Post 2
While reading the first reading, a question arose regarding the preservation of materials for the future. While creating materials for data preservation, one has to keep in mind the ever-changing norms of formats. Should we keep original documents in their original form with hopes that further down the technological timeline we can find more effective and longer lasting formats, or should we continue to update the documents to the current format, taking time, money and resources each attempt to update the data to the present?
Regarding the second reading, I was surprised that historians use machines to organize the data off websites instead of viewing the data interactively. The future seems to be making interaction with the informational websites obsolete for historians. I question whether the money and technology to produce websites similar to The Valley of the Shadow: Two Communities in the American Civil War site is worth investing, while the main clientele, historians, respond by implementing technology to breakdown the websites to ascertain the basic data the website is attempting to display in a visually pleasing and attention grasping way?
Regarding the legitimacy of view responses in digital archive websites as accurate portrayals of the time range they originated. I relate this to the responses found on The Video Store Project. I worked at a video store for a few months during high school, it is interesting to read, and often times relate to the experiences of other video store workers. A response that reminded my of high school, where on the NYS Regents they would have you read accounts of different time periods written in dairy form or a format similar style. I always questioned whether they were real or simply created by the exam makers.
“Did you tend to rent or buy videos? Why?
rent… money issues… besides, my father soon got a second VCR and we figured out dubbing pretty quickly… so he’d rent movies, especially before a road trip, so we could watch the copies in the back of his new van with the new tiny tv and the “portable” vcr…. ahh the good old days before the stock market crash in ‘87!
During the period that you shopped at this store, what changes did you see?
they expanded… more than doubled in size overnight.
Is this store still open? If not, when did it close?
not open anymore… don’t know when it closed”
The responses in Regents exams always seemed to fit the time periods too well. But after reading the few questions in the response from The Video Store Project website (above) I can see how it can be used.
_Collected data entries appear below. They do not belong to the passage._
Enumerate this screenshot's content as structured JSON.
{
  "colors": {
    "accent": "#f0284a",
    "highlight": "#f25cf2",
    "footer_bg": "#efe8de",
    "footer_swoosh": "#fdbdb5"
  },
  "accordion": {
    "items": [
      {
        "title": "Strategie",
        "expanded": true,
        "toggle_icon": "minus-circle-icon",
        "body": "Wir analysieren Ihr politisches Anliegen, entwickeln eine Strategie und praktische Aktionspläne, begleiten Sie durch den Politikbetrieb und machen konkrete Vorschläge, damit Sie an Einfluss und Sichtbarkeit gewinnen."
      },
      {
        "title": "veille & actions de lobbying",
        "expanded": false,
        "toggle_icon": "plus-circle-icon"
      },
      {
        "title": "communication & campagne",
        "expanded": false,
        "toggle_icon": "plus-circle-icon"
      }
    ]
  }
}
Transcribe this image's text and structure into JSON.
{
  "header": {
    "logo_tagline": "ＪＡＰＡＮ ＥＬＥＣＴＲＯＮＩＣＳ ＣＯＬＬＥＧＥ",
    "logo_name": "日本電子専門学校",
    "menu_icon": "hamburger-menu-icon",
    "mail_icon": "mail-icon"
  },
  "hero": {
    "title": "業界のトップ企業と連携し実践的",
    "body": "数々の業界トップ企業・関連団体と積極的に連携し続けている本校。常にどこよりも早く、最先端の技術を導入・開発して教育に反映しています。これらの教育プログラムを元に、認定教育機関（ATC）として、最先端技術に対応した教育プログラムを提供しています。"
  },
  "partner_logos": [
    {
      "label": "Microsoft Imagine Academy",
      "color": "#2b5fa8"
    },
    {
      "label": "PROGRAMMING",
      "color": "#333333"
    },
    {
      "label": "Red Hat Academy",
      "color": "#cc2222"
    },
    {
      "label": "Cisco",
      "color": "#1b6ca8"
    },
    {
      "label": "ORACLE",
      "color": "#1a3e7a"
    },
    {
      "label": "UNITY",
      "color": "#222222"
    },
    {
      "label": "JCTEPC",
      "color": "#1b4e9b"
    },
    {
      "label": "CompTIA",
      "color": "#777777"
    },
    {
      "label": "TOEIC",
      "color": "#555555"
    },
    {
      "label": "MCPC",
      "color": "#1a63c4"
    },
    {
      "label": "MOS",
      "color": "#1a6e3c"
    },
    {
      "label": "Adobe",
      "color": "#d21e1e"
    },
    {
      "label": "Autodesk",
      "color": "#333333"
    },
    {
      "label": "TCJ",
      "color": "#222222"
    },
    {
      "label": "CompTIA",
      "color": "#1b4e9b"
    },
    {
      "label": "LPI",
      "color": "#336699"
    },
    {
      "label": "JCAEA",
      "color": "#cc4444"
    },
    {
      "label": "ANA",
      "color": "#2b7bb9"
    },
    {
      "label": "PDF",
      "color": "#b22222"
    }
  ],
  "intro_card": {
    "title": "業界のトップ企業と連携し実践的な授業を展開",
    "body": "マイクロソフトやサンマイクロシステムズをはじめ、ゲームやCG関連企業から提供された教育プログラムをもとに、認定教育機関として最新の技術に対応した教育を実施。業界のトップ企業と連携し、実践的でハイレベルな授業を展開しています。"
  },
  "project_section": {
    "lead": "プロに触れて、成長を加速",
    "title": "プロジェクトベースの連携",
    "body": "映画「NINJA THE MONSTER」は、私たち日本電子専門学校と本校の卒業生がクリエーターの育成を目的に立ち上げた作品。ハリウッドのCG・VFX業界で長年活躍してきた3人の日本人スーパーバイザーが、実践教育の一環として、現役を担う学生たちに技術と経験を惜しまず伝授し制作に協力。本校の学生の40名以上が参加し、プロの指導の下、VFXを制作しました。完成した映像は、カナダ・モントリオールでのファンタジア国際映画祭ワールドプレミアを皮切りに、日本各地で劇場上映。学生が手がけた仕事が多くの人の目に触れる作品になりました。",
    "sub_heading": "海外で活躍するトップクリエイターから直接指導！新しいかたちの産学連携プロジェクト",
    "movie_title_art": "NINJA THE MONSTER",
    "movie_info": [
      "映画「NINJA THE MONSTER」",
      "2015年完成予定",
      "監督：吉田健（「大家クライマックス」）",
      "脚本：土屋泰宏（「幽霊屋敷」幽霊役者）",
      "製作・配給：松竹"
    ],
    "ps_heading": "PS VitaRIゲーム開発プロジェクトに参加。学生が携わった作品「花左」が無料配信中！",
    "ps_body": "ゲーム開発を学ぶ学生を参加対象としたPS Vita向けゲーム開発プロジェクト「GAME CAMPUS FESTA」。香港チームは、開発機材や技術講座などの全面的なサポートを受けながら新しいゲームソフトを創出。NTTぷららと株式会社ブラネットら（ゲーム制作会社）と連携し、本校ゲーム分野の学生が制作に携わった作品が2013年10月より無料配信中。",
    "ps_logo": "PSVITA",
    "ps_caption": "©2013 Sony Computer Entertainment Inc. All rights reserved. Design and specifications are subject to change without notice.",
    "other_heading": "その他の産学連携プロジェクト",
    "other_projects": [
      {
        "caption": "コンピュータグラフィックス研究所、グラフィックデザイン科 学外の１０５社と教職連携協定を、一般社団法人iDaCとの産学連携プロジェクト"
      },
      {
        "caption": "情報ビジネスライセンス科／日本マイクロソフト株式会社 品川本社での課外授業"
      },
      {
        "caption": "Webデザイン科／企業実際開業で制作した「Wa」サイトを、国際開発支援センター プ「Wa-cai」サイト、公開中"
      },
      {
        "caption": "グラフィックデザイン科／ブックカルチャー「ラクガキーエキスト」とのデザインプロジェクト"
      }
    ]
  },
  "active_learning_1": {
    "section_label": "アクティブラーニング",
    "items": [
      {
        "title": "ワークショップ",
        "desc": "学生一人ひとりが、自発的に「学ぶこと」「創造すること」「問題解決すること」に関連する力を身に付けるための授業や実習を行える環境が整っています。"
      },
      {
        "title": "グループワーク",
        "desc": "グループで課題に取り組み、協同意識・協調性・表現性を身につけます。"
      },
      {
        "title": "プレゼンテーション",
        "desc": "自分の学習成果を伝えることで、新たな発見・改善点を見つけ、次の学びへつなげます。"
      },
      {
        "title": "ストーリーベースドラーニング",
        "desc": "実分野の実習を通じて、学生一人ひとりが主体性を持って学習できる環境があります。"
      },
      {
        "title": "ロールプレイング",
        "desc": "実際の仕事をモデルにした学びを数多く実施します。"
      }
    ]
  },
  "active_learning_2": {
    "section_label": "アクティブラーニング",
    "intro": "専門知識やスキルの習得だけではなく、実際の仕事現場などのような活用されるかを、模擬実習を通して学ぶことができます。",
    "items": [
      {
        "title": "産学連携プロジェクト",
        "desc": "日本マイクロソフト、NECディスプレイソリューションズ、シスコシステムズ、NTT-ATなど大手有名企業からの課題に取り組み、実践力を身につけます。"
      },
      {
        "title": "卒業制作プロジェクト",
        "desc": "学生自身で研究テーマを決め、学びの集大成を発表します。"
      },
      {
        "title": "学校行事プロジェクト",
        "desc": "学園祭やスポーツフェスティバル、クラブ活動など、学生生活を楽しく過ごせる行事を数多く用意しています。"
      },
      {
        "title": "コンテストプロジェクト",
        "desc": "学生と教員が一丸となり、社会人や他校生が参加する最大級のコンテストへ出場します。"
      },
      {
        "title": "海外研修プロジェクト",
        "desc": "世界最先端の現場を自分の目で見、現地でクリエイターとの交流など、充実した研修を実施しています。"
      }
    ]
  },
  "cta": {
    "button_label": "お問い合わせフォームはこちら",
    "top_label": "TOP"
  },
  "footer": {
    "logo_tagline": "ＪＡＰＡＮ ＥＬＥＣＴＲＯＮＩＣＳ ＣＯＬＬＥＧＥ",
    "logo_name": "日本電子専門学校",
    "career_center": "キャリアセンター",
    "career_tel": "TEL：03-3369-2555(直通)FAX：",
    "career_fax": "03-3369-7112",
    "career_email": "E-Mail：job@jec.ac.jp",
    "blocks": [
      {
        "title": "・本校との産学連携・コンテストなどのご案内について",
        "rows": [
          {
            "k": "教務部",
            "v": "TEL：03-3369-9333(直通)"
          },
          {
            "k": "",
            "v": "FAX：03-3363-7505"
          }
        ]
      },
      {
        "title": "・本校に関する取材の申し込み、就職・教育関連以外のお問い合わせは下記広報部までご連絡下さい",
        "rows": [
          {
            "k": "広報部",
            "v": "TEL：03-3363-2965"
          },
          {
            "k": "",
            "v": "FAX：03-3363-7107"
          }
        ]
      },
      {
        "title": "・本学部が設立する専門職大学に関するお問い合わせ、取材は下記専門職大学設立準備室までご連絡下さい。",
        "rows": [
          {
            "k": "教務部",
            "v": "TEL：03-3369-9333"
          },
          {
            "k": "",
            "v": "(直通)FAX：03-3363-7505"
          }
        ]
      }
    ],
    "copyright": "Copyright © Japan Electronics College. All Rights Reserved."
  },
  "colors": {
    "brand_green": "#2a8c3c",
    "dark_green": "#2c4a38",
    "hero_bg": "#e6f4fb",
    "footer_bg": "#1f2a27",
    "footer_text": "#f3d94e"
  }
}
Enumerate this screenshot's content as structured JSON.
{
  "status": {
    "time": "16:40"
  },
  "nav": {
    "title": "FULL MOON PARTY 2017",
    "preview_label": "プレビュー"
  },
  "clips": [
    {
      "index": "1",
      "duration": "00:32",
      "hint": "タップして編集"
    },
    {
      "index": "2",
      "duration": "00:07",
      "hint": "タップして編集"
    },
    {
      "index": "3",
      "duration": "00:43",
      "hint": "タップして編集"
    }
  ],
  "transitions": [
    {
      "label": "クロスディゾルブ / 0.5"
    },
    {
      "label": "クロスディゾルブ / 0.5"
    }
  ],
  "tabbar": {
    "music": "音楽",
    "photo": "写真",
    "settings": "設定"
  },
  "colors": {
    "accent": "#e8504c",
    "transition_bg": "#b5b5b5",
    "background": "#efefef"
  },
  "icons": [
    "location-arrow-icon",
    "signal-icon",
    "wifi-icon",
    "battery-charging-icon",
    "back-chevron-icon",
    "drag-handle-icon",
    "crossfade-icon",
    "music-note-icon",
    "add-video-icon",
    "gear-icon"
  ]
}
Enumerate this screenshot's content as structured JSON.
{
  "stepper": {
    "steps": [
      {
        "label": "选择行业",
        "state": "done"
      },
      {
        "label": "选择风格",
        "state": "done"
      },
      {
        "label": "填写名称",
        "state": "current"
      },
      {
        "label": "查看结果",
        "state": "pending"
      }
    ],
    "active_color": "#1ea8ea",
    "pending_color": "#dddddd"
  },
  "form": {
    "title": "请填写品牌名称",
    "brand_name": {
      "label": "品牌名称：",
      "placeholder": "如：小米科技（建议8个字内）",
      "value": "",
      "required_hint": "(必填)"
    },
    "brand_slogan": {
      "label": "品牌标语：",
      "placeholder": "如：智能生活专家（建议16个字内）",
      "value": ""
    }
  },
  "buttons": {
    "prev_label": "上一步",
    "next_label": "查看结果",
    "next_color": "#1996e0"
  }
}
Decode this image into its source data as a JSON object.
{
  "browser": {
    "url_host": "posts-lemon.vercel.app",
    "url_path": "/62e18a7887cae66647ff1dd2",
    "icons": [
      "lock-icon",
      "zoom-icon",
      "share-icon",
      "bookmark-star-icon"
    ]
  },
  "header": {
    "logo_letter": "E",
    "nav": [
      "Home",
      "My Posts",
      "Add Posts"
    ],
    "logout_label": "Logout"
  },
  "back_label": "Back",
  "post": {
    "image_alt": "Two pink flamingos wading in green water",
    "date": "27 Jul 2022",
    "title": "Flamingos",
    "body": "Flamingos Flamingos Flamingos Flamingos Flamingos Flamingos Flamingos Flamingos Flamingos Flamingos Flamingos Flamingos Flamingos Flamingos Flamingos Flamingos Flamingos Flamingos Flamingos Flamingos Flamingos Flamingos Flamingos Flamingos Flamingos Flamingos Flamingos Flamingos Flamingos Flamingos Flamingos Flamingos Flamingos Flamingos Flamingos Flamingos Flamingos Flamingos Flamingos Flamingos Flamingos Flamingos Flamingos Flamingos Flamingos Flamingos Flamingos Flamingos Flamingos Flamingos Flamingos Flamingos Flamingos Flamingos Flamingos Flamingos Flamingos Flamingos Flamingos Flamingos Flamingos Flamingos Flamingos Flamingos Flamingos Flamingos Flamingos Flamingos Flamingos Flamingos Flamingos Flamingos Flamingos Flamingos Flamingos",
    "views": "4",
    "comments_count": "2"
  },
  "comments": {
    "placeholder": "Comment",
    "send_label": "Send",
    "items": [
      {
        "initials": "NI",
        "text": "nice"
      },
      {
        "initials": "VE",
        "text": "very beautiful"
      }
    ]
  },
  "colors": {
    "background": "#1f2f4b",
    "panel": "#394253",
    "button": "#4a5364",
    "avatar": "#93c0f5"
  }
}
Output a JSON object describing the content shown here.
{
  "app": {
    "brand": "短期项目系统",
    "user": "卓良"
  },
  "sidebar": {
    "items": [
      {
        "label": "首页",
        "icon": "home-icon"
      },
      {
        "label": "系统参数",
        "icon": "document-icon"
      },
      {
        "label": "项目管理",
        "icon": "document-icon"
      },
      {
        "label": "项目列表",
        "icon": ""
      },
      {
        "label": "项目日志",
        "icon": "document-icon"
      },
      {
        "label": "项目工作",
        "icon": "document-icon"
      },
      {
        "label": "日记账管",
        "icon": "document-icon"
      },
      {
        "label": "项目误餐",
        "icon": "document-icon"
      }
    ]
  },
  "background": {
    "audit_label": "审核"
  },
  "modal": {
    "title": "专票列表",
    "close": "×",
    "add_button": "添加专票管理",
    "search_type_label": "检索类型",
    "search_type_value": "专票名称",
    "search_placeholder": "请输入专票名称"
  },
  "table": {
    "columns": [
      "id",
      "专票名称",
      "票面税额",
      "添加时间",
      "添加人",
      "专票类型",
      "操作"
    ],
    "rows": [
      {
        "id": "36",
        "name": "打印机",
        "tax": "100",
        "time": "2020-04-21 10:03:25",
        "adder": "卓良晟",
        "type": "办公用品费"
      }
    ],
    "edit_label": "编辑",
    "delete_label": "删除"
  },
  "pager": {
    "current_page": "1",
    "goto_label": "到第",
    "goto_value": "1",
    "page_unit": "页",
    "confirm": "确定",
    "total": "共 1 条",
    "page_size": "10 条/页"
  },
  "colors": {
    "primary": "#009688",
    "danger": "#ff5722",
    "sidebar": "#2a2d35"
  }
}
I wonder how historians in the future will be able to decide which responses are accurate and which are purely false.
January 29th, 2006 at 11:49 pm
Now that is a fascinating question–how will we be able to tell an accurate response from a false one…to some extent one has to hope that whatever topic is out there it is constructed in a way that only those most interested shall respond. But as we can tell from the Pearl Harbor website…regulation is a difficult thing to accomplish.
To be honest I don’t have a solution or an answer to your question. Rather I would suppliment the inquiry with one of my own–if you suspect a response to be trumped up, what does that say about data collection via the web, and its accuracy–and consequent impact on the historical narrative?
January 31st, 2006 at 1:18 am
I also had issues with the “accuracy” question. However, is this digital situation *that* different from what historians have always faced? When using diaries, letters, and even documents as sources, historians must evaluate the accuracy, biases, etc. of sources and cross-check information to ensure accuracy. With the proliferation of blogs and message boards it seems that the problem has simply gotten larger.